The End of October
Pengarang | Lawrence Wright |
---|---|
Negara | Amerika Serikat |
Bahasa | Inggris |
Genre | Fantasi, Thriller |
Penerbit | Knopf Doubleday Publishing Group |
Tanggal terbit | 28 April 2020 |
Halaman | 400 halaman |
The End of October merupakan novel fiksi karya penulis berkebangsaan Amerika Serikat pemenang Penghargaan Pulitzer, Lawrence Wright. Buku ini merupakan karyanya yang kedua belas, menceritakan keadaan dunia yang sedang menghadapi pandemi, terbit pertama kali pada 28 April 2020, bersamaan dengan saat dunia yang sesungguhnya berusaha menangani Pandemi COVID-19.
Latar Belakang
[sunting | sunting sumber]Dalam esainya yang dikirim melalui The New York Times, Wright menjelaskan bahwa buku The End of Octobernya didasari atas penelitiannya yang mendalam tentang pandemi dari masa ke masa, hal yang sama pula ia lakukan sebelum menulis naskah film berjudul The Siege tentang terorisme di Amerika Serikat pada 1998.[1]

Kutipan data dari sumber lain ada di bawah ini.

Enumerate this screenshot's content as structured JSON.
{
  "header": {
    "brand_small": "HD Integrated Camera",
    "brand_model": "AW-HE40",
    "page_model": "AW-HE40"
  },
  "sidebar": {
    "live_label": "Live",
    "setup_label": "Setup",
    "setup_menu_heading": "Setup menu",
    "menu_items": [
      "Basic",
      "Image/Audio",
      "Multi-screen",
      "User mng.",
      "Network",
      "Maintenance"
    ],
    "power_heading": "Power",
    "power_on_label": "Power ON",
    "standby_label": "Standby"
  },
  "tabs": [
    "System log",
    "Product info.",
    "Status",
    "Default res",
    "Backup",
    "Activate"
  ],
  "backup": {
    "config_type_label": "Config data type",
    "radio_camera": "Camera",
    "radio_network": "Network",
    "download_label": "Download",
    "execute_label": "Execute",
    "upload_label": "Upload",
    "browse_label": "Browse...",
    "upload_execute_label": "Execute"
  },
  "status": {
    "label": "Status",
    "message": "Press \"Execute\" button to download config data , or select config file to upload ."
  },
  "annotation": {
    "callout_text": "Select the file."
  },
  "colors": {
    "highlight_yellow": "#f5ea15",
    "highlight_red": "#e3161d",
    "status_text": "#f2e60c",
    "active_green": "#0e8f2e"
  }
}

Wabah telah merenggut setidaknya 50 juta orang sejak wabah pertama kali yang tercatat dalam sejarah pada abad keenam belas di masa Yustinianus I, dilanjutkan wabah terparah sepanjang sejarah Maut Hitam yang muncul pertama kali di Tiongkok pada 1334, menyebar cepat hingga ke Eropa melalui Jalur Sutra.[1]
Wright juga meneliti adanya tokoh-tokoh berjasa di dunia yang berperan penting dalam pengendalian pandemi dan kemudian ia wujudkan pula dalam ceritanya. Misalnya dokter Edward Jenner di Inggris pada tahun 1796 yang membuka era baru dalam dunia kedokteran berkat percobannya mengendalikan penyakit cacar sapi yang dapat menjangkiti manusia, atau dokter Carlo Urbani yang merupakan orang pertama yang berhasil mengidentifikasi SARS dan memperingatkan WHO serta pemerintah Vietnam akan bahaya pandemi yang bisa dengan cepat menyebar ke seluruh dunia.[1]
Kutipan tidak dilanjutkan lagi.